Ecclesiastes 3:15  Over and Over and Over

Days of Future Past

As one might expect, human beings subject to a consistent set of governing principles produce predictable results across time:
“That which is, already has been; that which is to be, already has been; and God seeks what has been driven away.”
Here again, in interpreting such an apparently huge statement, we must bring ourselves back to the Preacher’s current train of thought. When he says, “That which is, already has been; that which is to be, already has been,” I do not believe the Preacher is engaging in quasi-scientific pontification about the nature of time. Rather, he is speaking about the normal patterns of human society: we are born, we work and we die, with a bunch of eating, sleeping and a little bit of play thrown in occasionally. The general routine remains substantially the same. More importantly, so does human nature.

Our circumstances change. The food we are eating, what we are wearing, and the type of work we are doing all change. Social mores change. Technology definitely changes. But for thousands of years, with very minor variations, people have done mostly the same things over and over again simply because we are people. “A generation goes, and a generation comes, but the earth remains forever.” “That which is, already has been.”

Going forward, we will do more of the same, so much so that the sort of things we will do can be credibly predicted right now, because we have done them so many times before. That includes the mistakes we will make and the foolish ideas we will believe. “That which is to be, already has been.”

The Obscure Part

And now we come to the obscure part. This last clause, “and God seeks what has been driven away” (ESV) is translated many different ways. Here are some of the more popular:

NIV: God will call the past to account.
NASB: God seeks what has passed by.
KJV: God requireth that which is past.
NKJV: God requires an account of what is past.

and also a few of the more far-out guesses:

Christian Standard Bible: God seeks justice for the persecuted.
New Living Translation: God makes the same things happen over and over again.
Douay-Rheims: God restoreth that which is past.

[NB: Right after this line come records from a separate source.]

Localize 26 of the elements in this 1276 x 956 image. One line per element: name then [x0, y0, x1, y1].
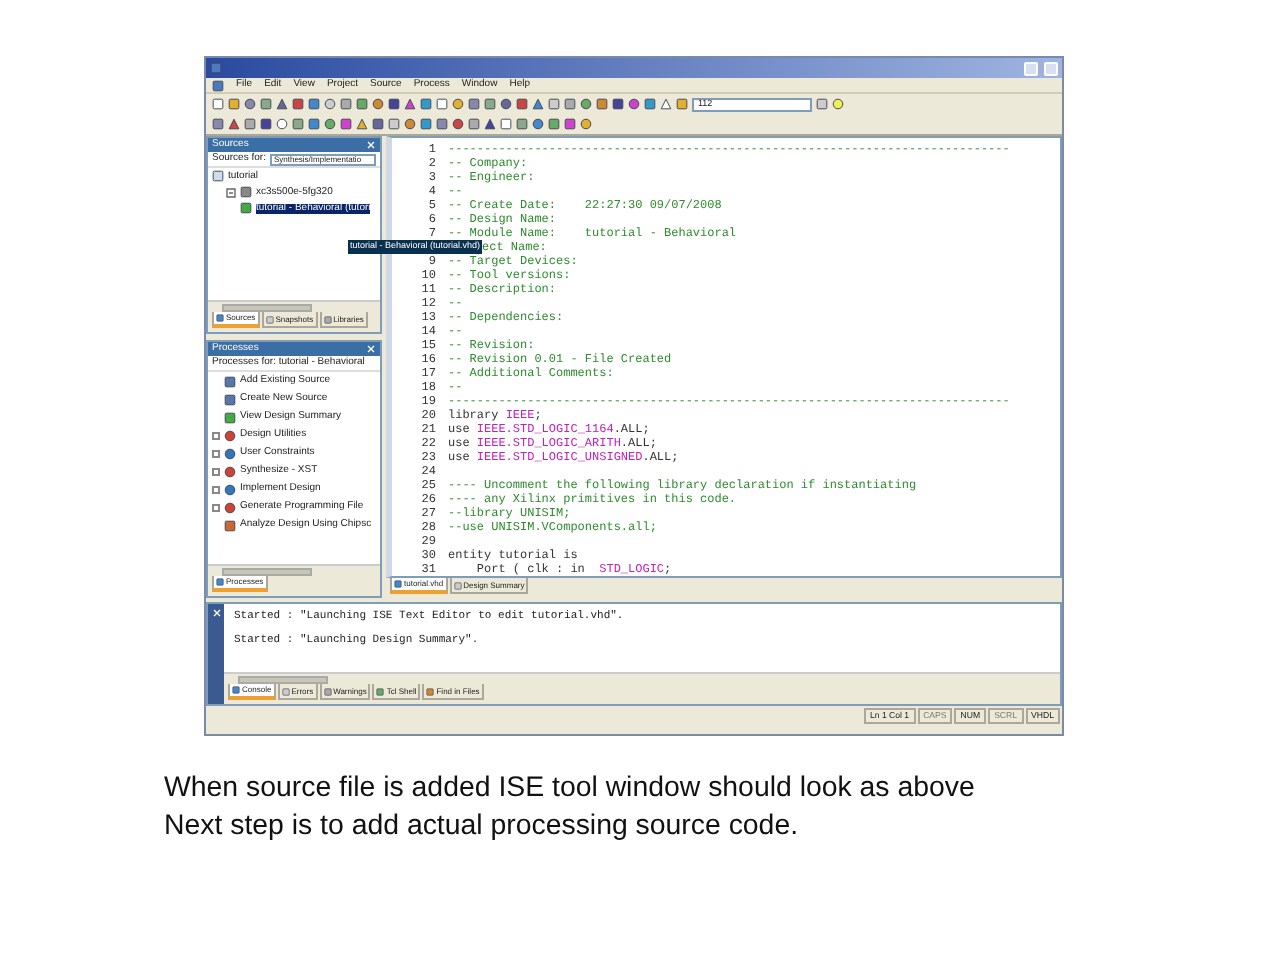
close-icon[interactable]	[366, 344, 376, 354]
close-icon[interactable]	[366, 140, 376, 150]
tab-icon	[426, 687, 435, 695]
tab-icon	[216, 578, 224, 586]
expand-icon[interactable]	[212, 467, 220, 475]
tab-icon	[281, 687, 290, 695]
tab-icon	[323, 315, 332, 323]
expand-icon[interactable]	[212, 503, 220, 511]
horizontal-scrollbar[interactable]	[208, 300, 380, 312]
caption-line: Next step is to add actual processing source code.	[164, 808, 801, 846]
expand-icon[interactable]	[212, 431, 220, 439]
expand-icon[interactable]	[212, 485, 220, 493]
code-editor[interactable]	[386, 136, 1062, 578]
close-icon[interactable]	[211, 608, 221, 618]
tab-icon	[216, 314, 224, 322]
horizontal-scrollbar[interactable]	[224, 672, 1060, 684]
tab-icon	[265, 315, 274, 323]
collapse-icon[interactable]	[226, 187, 236, 197]
horizontal-scrollbar[interactable]	[208, 564, 380, 576]
tab-icon	[453, 581, 462, 589]
tab-icon	[376, 687, 385, 695]
tab-icon	[323, 687, 332, 695]
tab-icon	[394, 580, 402, 588]
expand-icon[interactable]	[212, 449, 220, 457]
tab-icon	[232, 686, 240, 694]
caption-line: When source file is added ISE tool window should look as above	[164, 770, 977, 808]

One might reasonably be forgiven for concluding that we simply don’t know for sure what this means. But let’s take the most educated possible guess. Why not? It was intended to teach us something.

A Best Guess

The Hebrew from which all these different English ideas are inferred is only three words long: 'elohiym baqash radaph. The first of these is simply “God”. The second means variously to seek, demand, request or require, depending on context. The final word means to chase or pursue.

Bear in mind that what the Preacher is trying to say here does not come from out of nowhere. In fact, given where it is positioned, we would not be out of line to expect that it is probably intended to sum up not just the content of the last two verses, but perhaps everything he has been discussing since the beginning of this chapter. Therefore we are not looking for the most esoteric possible interpretation of this three-word phrase. We are looking for the most obvious.

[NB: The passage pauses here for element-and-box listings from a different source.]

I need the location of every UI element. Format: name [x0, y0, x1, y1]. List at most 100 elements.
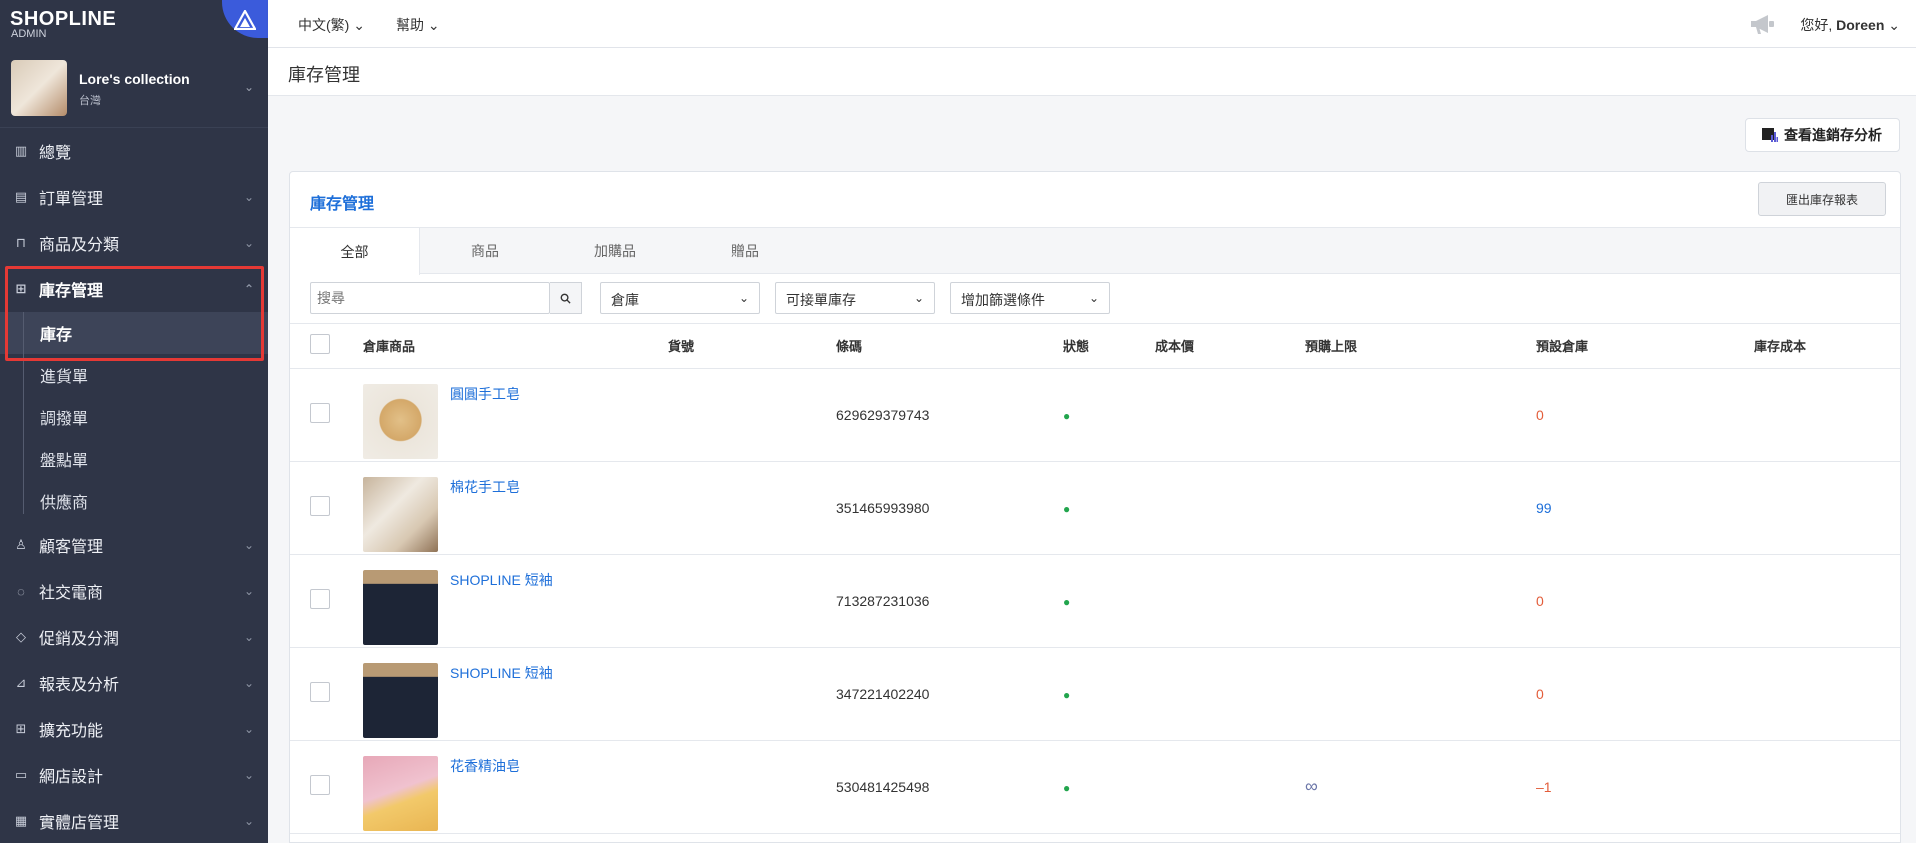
search-input[interactable] — [310, 282, 550, 314]
sidebar-item-customers[interactable]: ♙ 顧客管理 ⌄ — [0, 522, 268, 568]
help-dropdown[interactable]: 幫助 ⌄ — [396, 15, 440, 35]
apps-icon: ⊞ — [15, 721, 27, 736]
product-link[interactable]: SHOPLINE 短袖 — [450, 570, 553, 590]
stock-cost-cell — [1754, 554, 1900, 648]
export-report-button[interactable]: 匯出庫存報表 — [1758, 182, 1886, 216]
chevron-down-icon: ⌄ — [243, 676, 254, 690]
inventory-submenu: 庫存 進貨單 調撥單 盤點單 供應商 — [0, 312, 268, 522]
brand: SHOPLINE ADMIN — [0, 0, 268, 48]
table-row: SHOPLINE 短袖 713287231036 ● 0 — [290, 554, 1900, 648]
stock-cell[interactable]: 0 — [1536, 554, 1754, 648]
stock-cell[interactable]: 99 — [1536, 461, 1754, 555]
sidebar-item-orders[interactable]: ▤ 訂單管理 ⌄ — [0, 174, 268, 220]
preorder-cell: ∞ — [1305, 740, 1536, 834]
tag-icon: ◇ — [16, 629, 26, 644]
product-link[interactable]: 花香精油皂 — [450, 756, 520, 776]
sidebar-item-products[interactable]: ⊓ 商品及分類 ⌄ — [0, 220, 268, 266]
cost-cell — [1155, 461, 1305, 555]
cost-cell — [1155, 740, 1305, 834]
sidebar-subitem-stock[interactable]: 庫存 — [0, 312, 268, 354]
col-header-cost: 成本價 — [1155, 324, 1305, 369]
app-switcher-icon[interactable] — [222, 0, 268, 38]
product-link[interactable]: SHOPLINE 短袖 — [450, 663, 553, 683]
chevron-down-icon: ⌄ — [243, 722, 254, 736]
sidebar-item-design[interactable]: ▭ 網店設計 ⌄ — [0, 752, 268, 798]
available-stock-select-value: 可接單庫存 — [786, 292, 856, 308]
product-thumbnail — [363, 662, 438, 738]
tab-addon-items[interactable]: 加購品 — [550, 228, 680, 274]
preorder-cell — [1305, 368, 1536, 462]
product-link[interactable]: 棉花手工皂 — [450, 477, 520, 497]
view-analysis-button[interactable]: 查看進銷存分析 — [1745, 118, 1900, 152]
help-label: 幫助 — [396, 17, 424, 33]
product-thumbnail — [363, 569, 438, 645]
sidebar-item-overview[interactable]: ▥ 總覽 — [0, 128, 268, 174]
store-switcher[interactable]: Lore's collection 台灣 ⌄ — [0, 48, 268, 128]
chart-icon: ⊿ — [15, 675, 27, 690]
chevron-down-icon: ⌄ — [243, 814, 254, 828]
view-analysis-label: 查看進銷存分析 — [1784, 127, 1882, 143]
row-checkbox[interactable] — [310, 496, 330, 516]
row-checkbox[interactable] — [310, 403, 330, 423]
store-avatar — [11, 60, 67, 116]
barcode-cell: 530481425498 — [836, 740, 1063, 834]
analysis-icon — [1762, 128, 1778, 142]
table-row: 圓圓手工皂 629629379743 ● 0 — [290, 368, 1900, 462]
sidebar-subitem-suppliers[interactable]: 供應商 — [0, 480, 268, 522]
sidebar-subitem-transfers[interactable]: 調撥單 — [0, 396, 268, 438]
col-header-stock-cost: 庫存成本 — [1754, 324, 1900, 369]
stock-cell[interactable]: 0 — [1536, 647, 1754, 741]
stock-cost-cell — [1754, 461, 1900, 555]
user-name: Doreen — [1836, 17, 1885, 33]
product-thumbnail — [363, 476, 438, 552]
language-dropdown[interactable]: 中文(繁) ⌄ — [298, 15, 365, 35]
select-all-checkbox[interactable] — [310, 334, 330, 355]
barcode-cell: 347221402240 — [836, 647, 1063, 741]
cost-cell — [1155, 368, 1305, 462]
sku-cell — [668, 554, 836, 648]
product-link[interactable]: 圓圓手工皂 — [450, 384, 520, 404]
add-filter-select[interactable]: 增加篩選條件 ⌄ — [950, 282, 1110, 314]
available-stock-select[interactable]: 可接單庫存 ⌄ — [775, 282, 935, 314]
product-thumbnail — [363, 383, 438, 459]
add-filter-select-value: 增加篩選條件 — [961, 292, 1045, 308]
row-checkbox[interactable] — [310, 775, 330, 795]
tab-gifts[interactable]: 贈品 — [680, 228, 810, 274]
search-button[interactable] — [550, 282, 582, 314]
row-checkbox[interactable] — [310, 682, 330, 702]
stock-cell[interactable]: 0 — [1536, 368, 1754, 462]
sidebar-item-retail[interactable]: ▦ 實體店管理 ⌄ — [0, 798, 268, 843]
sku-cell — [668, 461, 836, 555]
col-header-default-warehouse: 預設倉庫 — [1536, 324, 1754, 369]
tab-products[interactable]: 商品 — [420, 228, 550, 274]
inventory-table: 倉庫商品 貨號 條碼 狀態 成本價 預購上限 預設倉庫 庫存成本 圓圓手工皂 6… — [290, 324, 1900, 834]
sidebar-item-inventory[interactable]: ⊞ 庫存管理 ⌃ — [0, 266, 268, 312]
store-region: 台灣 — [79, 95, 101, 107]
barcode-cell: 351465993980 — [836, 461, 1063, 555]
top-bar: 中文(繁) ⌄ 幫助 ⌄ 您好, Doreen ⌄ — [268, 0, 1916, 48]
search-icon — [560, 293, 571, 304]
status-dot-icon: ● — [1063, 594, 1071, 609]
tab-all[interactable]: 全部 — [290, 228, 420, 275]
user-menu[interactable]: 您好, Doreen ⌄ — [1800, 15, 1900, 35]
sidebar-item-reports[interactable]: ⊿ 報表及分析 ⌄ — [0, 660, 268, 706]
sidebar-item-social[interactable]: ◌ 社交電商 ⌄ — [0, 568, 268, 614]
warehouse-select[interactable]: 倉庫 ⌄ — [600, 282, 760, 314]
sku-cell — [668, 647, 836, 741]
row-checkbox[interactable] — [310, 589, 330, 609]
status-dot-icon: ● — [1063, 408, 1071, 423]
chevron-down-icon: ⌄ — [243, 768, 254, 782]
sidebar-item-promotions[interactable]: ◇ 促銷及分潤 ⌄ — [0, 614, 268, 660]
announcement-icon[interactable] — [1748, 12, 1776, 36]
sidebar-subitem-stocktake[interactable]: 盤點單 — [0, 438, 268, 480]
col-header-product: 倉庫商品 — [363, 324, 668, 369]
sidebar-subitem-purchase-orders[interactable]: 進貨單 — [0, 354, 268, 396]
stock-cell[interactable]: –1 — [1536, 740, 1754, 834]
page-title: 庫存管理 — [288, 65, 360, 85]
tab-bar: 全部 商品 加購品 贈品 — [290, 228, 1900, 275]
receipt-icon: ▤ — [14, 189, 28, 204]
chevron-down-icon: ⌄ — [353, 17, 365, 33]
sidebar-item-apps[interactable]: ⊞ 擴充功能 ⌄ — [0, 706, 268, 752]
sidebar-item-label: 商品及分類 — [39, 237, 120, 254]
sidebar-item-label: 促銷及分潤 — [39, 631, 120, 648]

The Preacher has asserted that human societies operate according to governing principles God has ordained, and that these principles cannot be altered. I take this final statement to mean something like this: that God insists these principles be followed. He requires pursuit. His expectation is that men will not only allow themselves to be guided by rules designed for their good, but that we will actively pursue them and seek them out.

If we do not, it is our loss, and a bigger loss than we know.